| Did this before (Matasano). Doing it now (Latacora). Answers: - The two most important words in your business plan are "segmentation" and "qualification". While being open to lots of different kinds of projects, try to pick 1 or 2 kinds of projects that you can standardize and package. It's easier to succeed selling a couple things well than it is to succeed selling everything just adequately. - Pick a kind of customer you want to work with. Aim on the higher-end side. Build collateral that will appeal to those customers: case studies, how-tos, industry news bulletins, open source packages. Find places to meet those kinds of customers and introduce yourself to them. You'll get wildly different answers on how well cold-calling and cold emails work (nobody will disagree that LinkedIn private messages do not work). My take is: if you're good at cold calling, cold call; otherwise, don't bother. - Which you prioritize depends on where you are, but I'd prioritize content and collateral that you can use either locally or online. Again: build packaging around just a few offerings, and try to make that packaging unique. It should feel producty, and the way in which you turn your team into a product should communicate something interesting about your worldview. - I don't think you should sell yourselves an available subcontractor. For the subs, good sub relationships are bought, not sold: if you advertise yourself as being willing to sub, you're communicating something about your willingness to get rolled. Your best sub relationships will come from bumping into people at shared large clients. - No, don't have mentors or coaches, at least in a formal way. - No, do not hire a salesperson. The world of employed account managers is divided into good salespeople, who can work anywhere they want to and don't want to work for your small consulting firm, and bad salespeople whose real talent is selling people like you on getting paid a salary without helping the business. It's incredibly hard to hire and manage a sales team and most consulting shops --- let alone the young ones --- don't have sales teams. The ones that do tend to have been founded in part by a salesperson. Since that's not you, good news: you're many years away from having to worry about this. Act like salespeople don't exist. Bonus advice: - Bill weekly, or at worst daily. Never bill hourly. - Raise your rates. |
If you bill hourly, people will attempt to attain an intimate knowledge of the comings and goings of what you do in order to get more out of you for less money, and this will be irritating, and they will also demand that you produce itemised invoices, which will, in itself, be time-consuming and even more irritating. Tell them that your minimum billable unit of time to complete a task (any task) is a day - tell them that it's a resourcing requirement, or just tell them nothing (if you're not brave, then half a day just about works too - but nothing more granular than that, ever).

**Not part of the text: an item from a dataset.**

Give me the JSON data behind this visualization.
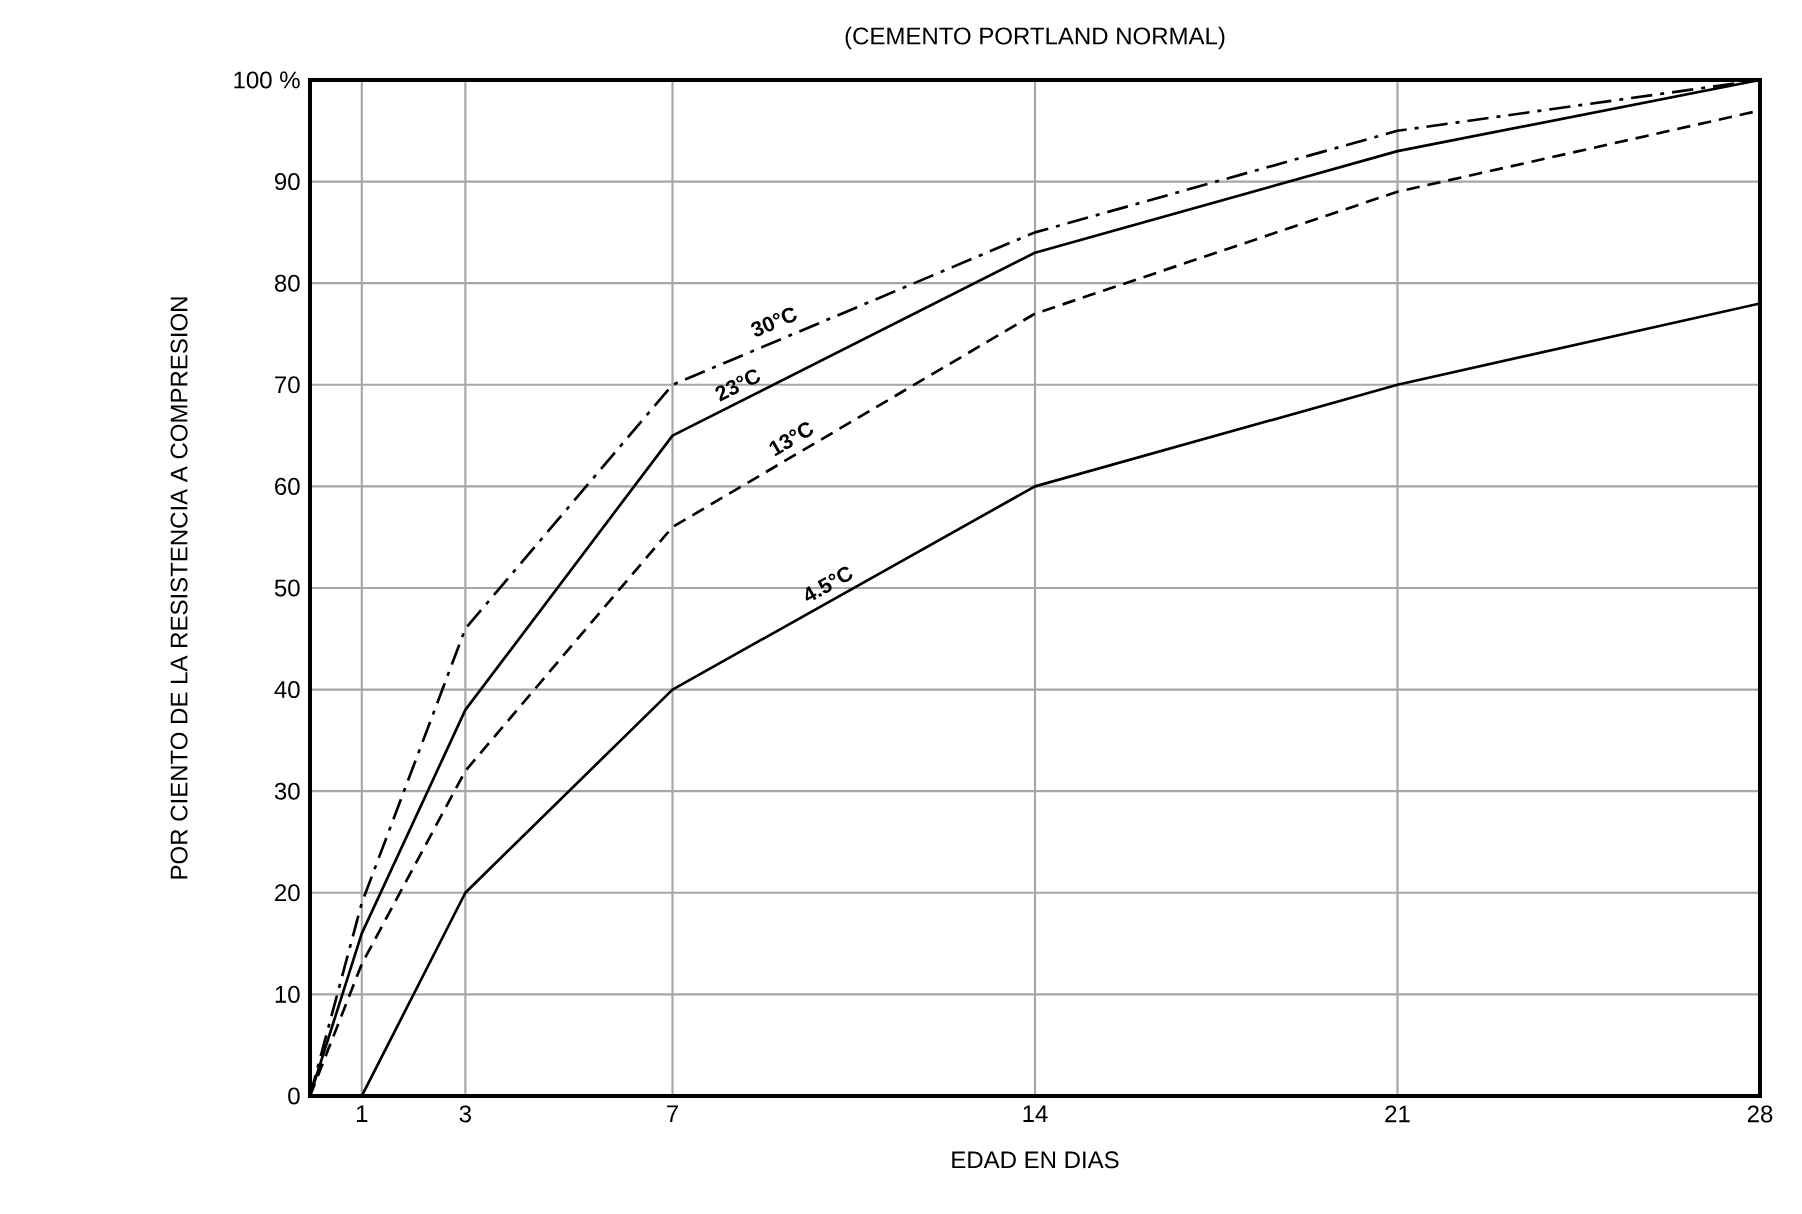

If you're working with any decently sized kind of enterprise, almost any reasonable rate you can imagine will be absolutely fine - worrying about $800 vs $1000 vs $1200 per day is utterly pointless; pick the highest number you dare and if they want to work with you it will be fine, and if they didn't want to work with you, the rate wasn't the problem anyway. I once charged a client ~$15,000 for a week's work, because they needed it in a hurry; I thought I was being outrageous (because the work was very easy and very repetitive), but they went for it. Later they accidentally sent me the pitch deck they had sent to their client, which included their costs, and I found they were charging ~$25,000 for the technical side of a $90,000 project - they made $10,000 on the bit my consultancy did, and a hell of a lot more on the rest. So yeah, raise your rates.